The Japanese government is considering subsidising tourism as a strategy to encourage international travel once restrictions begin to lift, according to local reports.
The Japan Times revealed this week that the national tourism board – the Japan Tourism Agency – put forth a proposal that would see up to half the cost of a trip to the country covered by Tokyo.
Restrictions permitting, the US$12.5 billion program could start as soon as July, said agency chief Hiroshi Tabata, speaking at a press conference Wednesday.
Tabata did not clarify how these subsidies would be distributed or how they would help prop up the country’s struggling aviation sector.
Although the Scheduled Airlines Association of Japan (which includes All Nippon Airways and Japan Air Lines) asked the government for an unsecured loan of US$18.6 billion last month, Tokyo has so far not doled out any state aid.
The subsidy announcement comes as international tourism to the island country has dropped dramatically. Year-on-year, the number of visitors from mainland China fell to just 200 in April 2020, from a previous figure of 726,132.
In the same month, the total number of US travellers in the country stood at 300; a sharp drop-off from 170,247 in 2020.
According to The Japan Times, tourism overall is now down 99.9 per cent.

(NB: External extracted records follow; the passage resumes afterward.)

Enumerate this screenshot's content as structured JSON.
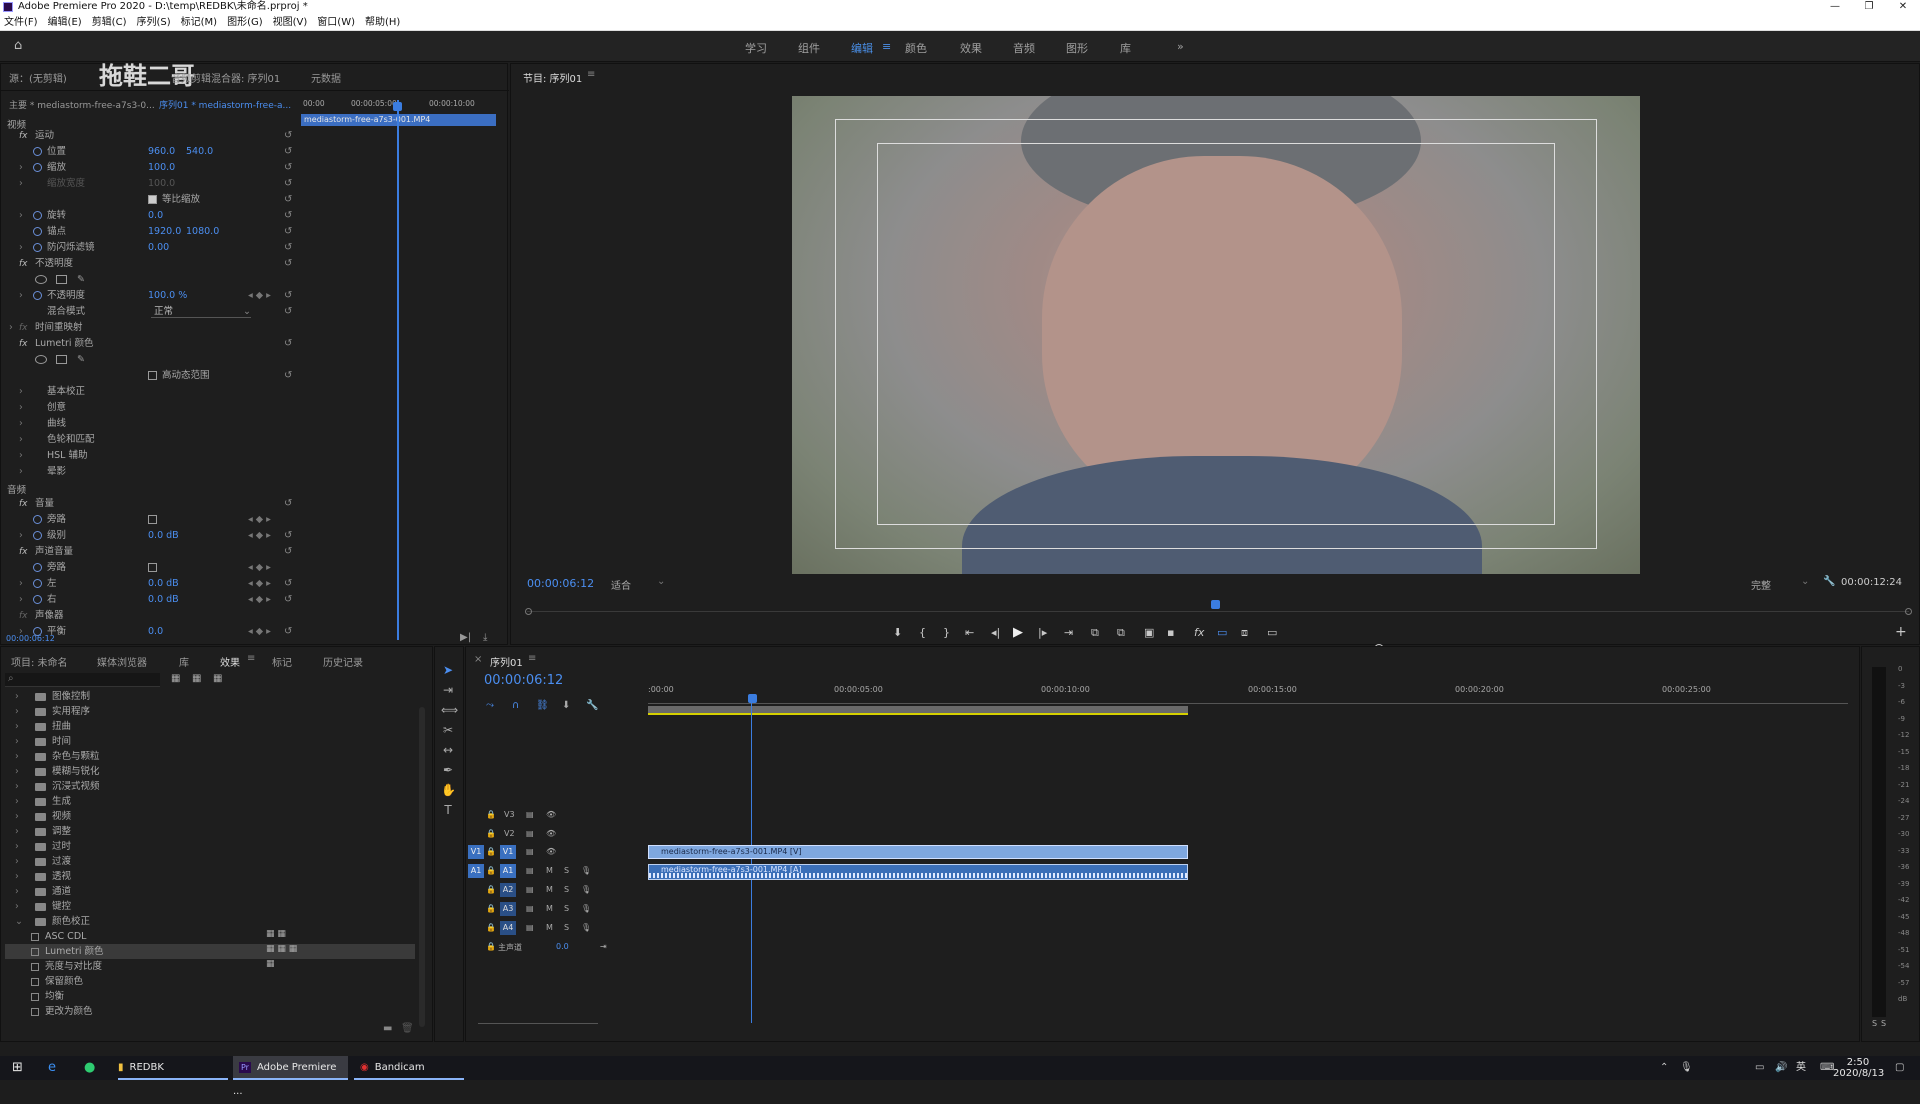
{
  "window": {
    "title": "Adobe Premiere Pro 2020 - D:\\temp\\REDBK\\未命名.prproj *"
  },
  "menu": [
    "文件(F)",
    "编辑(E)",
    "剪辑(C)",
    "序列(S)",
    "标记(M)",
    "图形(G)",
    "视图(V)",
    "窗口(W)",
    "帮助(H)"
  ],
  "workspaces": {
    "items": [
      "学习",
      "组件",
      "编辑",
      "颜色",
      "效果",
      "音频",
      "图形",
      "库"
    ],
    "active": "编辑",
    "more": "»"
  },
  "watermark": "拖鞋二哥",
  "effect_controls": {
    "tabs": [
      "源：(无剪辑)",
      "音频剪辑混合器: 序列01",
      "元数据"
    ],
    "master_label": "主要 * mediastorm-free-a7s3-0...",
    "seq_label": "序列01 * mediastorm-free-a...",
    "ruler": [
      "00:00",
      "00:00:05:00",
      "00:00:10:00"
    ],
    "clip_name": "mediastorm-free-a7s3-001.MP4",
    "video_header": "视频",
    "motion": {
      "label": "运动",
      "position": {
        "label": "位置",
        "x": "960.0",
        "y": "540.0"
      },
      "scale": {
        "label": "缩放",
        "value": "100.0"
      },
      "scale_width": {
        "label": "缩放宽度",
        "value": "100.0"
      },
      "uniform_scale": "等比缩放",
      "rotation": {
        "label": "旋转",
        "value": "0.0"
      },
      "anchor": {
        "label": "锚点",
        "x": "1920.0",
        "y": "1080.0"
      },
      "anti_flicker": {
        "label": "防闪烁滤镜",
        "value": "0.00"
      }
    },
    "opacity": {
      "label": "不透明度",
      "prop": "不透明度",
      "value": "100.0 %",
      "blend_label": "混合模式",
      "blend_value": "正常"
    },
    "time_remap": "时间重映射",
    "lumetri": {
      "label": "Lumetri 颜色",
      "hdr": "高动态范围",
      "sections": [
        "基本校正",
        "创意",
        "曲线",
        "色轮和匹配",
        "HSL 辅助",
        "晕影"
      ]
    },
    "audio_header": "音频",
    "volume": {
      "label": "音量",
      "bypass": "旁路",
      "level": "级别",
      "level_value": "0.0 dB"
    },
    "channel_volume": {
      "label": "声道音量",
      "bypass": "旁路",
      "left": "左",
      "left_value": "0.0 dB",
      "right": "右",
      "right_value": "0.0 dB"
    },
    "panner": {
      "label": "声像器",
      "balance": "平衡",
      "balance_value": "0.0"
    },
    "timecode": "00:00:06:12"
  },
  "program_monitor": {
    "tab": "节目: 序列01",
    "timecode": "00:00:06:12",
    "fit": "适合",
    "quality": "完整",
    "duration": "00:00:12:24"
  },
  "project_panel": {
    "tabs": [
      "项目: 未命名",
      "媒体浏览器",
      "库",
      "效果",
      "标记",
      "历史记录"
    ],
    "active_tab": "效果",
    "tree": [
      "图像控制",
      "实用程序",
      "扭曲",
      "时间",
      "杂色与颗粒",
      "模糊与锐化",
      "沉浸式视频",
      "生成",
      "视频",
      "调整",
      "过时",
      "过渡",
      "透视",
      "通道",
      "键控",
      "颜色校正"
    ],
    "children": [
      "ASC CDL",
      "Lumetri 颜色",
      "亮度与对比度",
      "保留颜色",
      "均衡",
      "更改为颜色"
    ]
  },
  "timeline": {
    "tab": "序列01",
    "timecode": "00:00:06:12",
    "ruler": [
      ":00:00",
      "00:00:05:00",
      "00:00:10:00",
      "00:00:15:00",
      "00:00:20:00",
      "00:00:25:00"
    ],
    "video_tracks": [
      "V3",
      "V2",
      "V1"
    ],
    "audio_tracks": [
      "A1",
      "A2",
      "A3",
      "A4"
    ],
    "source_v": "V1",
    "source_a": "A1",
    "m_label": "M",
    "s_label": "S",
    "master": "主声道",
    "master_value": "0.0",
    "video_clip": "mediastorm-free-a7s3-001.MP4 [V]",
    "audio_clip": "mediastorm-free-a7s3-001.MP4 [A]"
  },
  "meter": {
    "scale": [
      "0",
      "-3",
      "-6",
      "-9",
      "-12",
      "-15",
      "-18",
      "-21",
      "-24",
      "-27",
      "-30",
      "-33",
      "-36",
      "-39",
      "-42",
      "-45",
      "-48",
      "-51",
      "-54",
      "-57",
      "dB"
    ],
    "solo": [
      "S",
      "S"
    ]
  },
  "taskbar": {
    "items": [
      "REDBK",
      "Adobe Premiere ...",
      "Bandicam"
    ],
    "ime": "英",
    "time": "2:50",
    "date": "2020/8/13"
  }
}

And while Tabata’s proposal has not yet been officially sanctioned by the Abe administration, Tokyo has provided similar (albeit smaller) subsidies to stimulate the tourism sector in the past.
After the 2018 earthquakes in the northern prefecture of Hokkaido, the central government spent some US$104 million to cover up to 70 per cent of the cost of tourism packages to the island.
Similar measures were put into place after earthquakes and torrential rain hit the main island of Honshu in 2016.